Sindicato dos Médicos de Juiz de Fora e da Zona da Mata de Minas Gerais

NOTA DE REPÚDIO

Pelo presente documento o Sindicato dos Médicos de Juiz de Fora deixa claro seu repúdio à privatização do Hospital Regional Dr. João Penido, da rede FHEMIG, proposta e colocada em execução pelo governo do Estado de Minas Gerais.

O SUS revelou todo seu vigor na luta contra a pandemia que recentemente devastou também o Brasil, tendo tido manifestações de amplo reconhecimento por parte da população. Não é segredo que, sem o SUS, muito mais vidas teriam sido levadas pela COVID. Portanto, destroçar o SUS e atacar as políticas públicas de saúde e os serviços públicos de saúde não são as formas de reconhecer todo o empenho e todo o esforço na luta contra a pandemia. Mas o governo de Minas não parece comovido ou disposto a reconhecer o valor inestimável da luta de tantos profissionais de saúde, congregados no serviço público, com a missão de salvar vidas.

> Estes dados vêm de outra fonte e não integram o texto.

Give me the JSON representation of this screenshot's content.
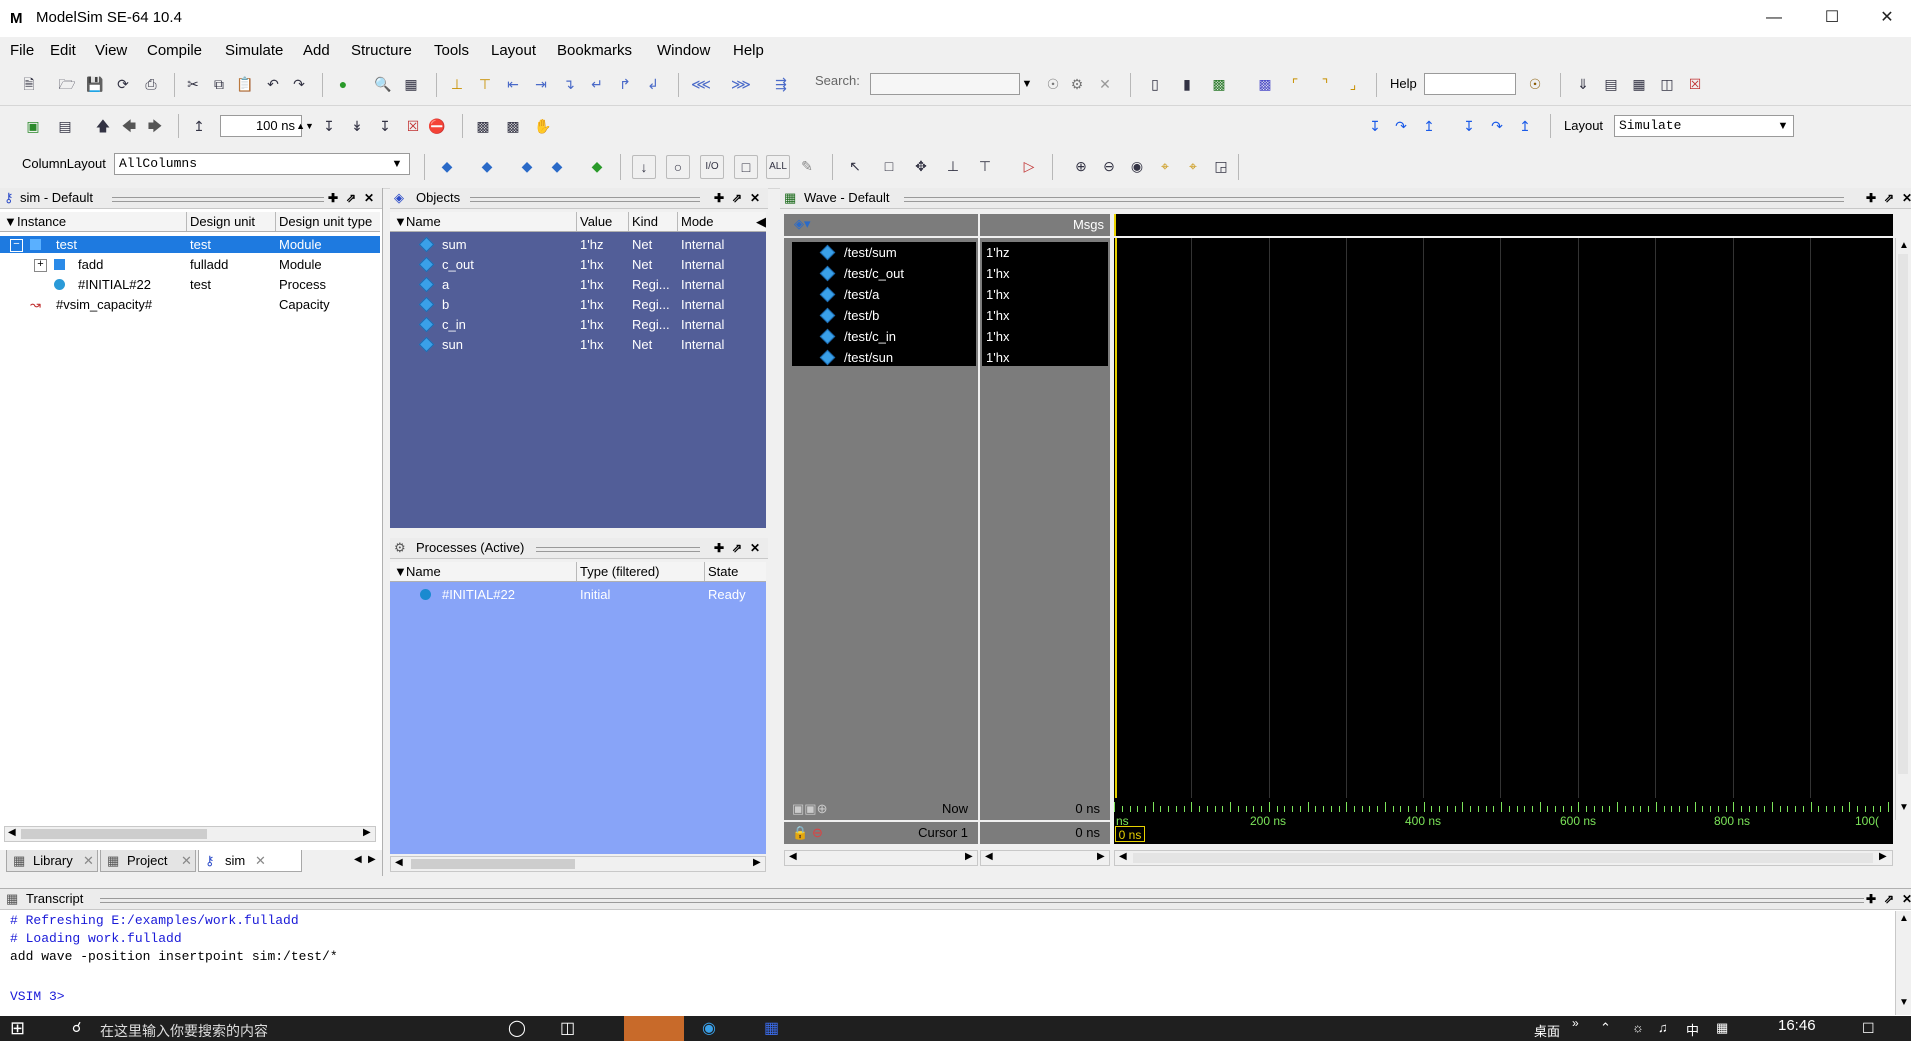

Para justificar esse ataque ao serviço público de saúde o governo estadual acena para a população com a promessa de abrir as portas do Hospital Regional dr. João Penido para o pronto atendimento. Não necessitaria privatizar o hospital para fazê-lo. É uma tentativa de iludir a população, já que a privatização e precarização dos serviços públicos, especialmente na área de saúde, tem sido permeada de escândalos de corrupção, propinas, contratação de mão de obra não devidamente qualificada sem concurso, decadência dos serviços e dificuldades de acesso. A lógica do lucro é estranha à saúde pública.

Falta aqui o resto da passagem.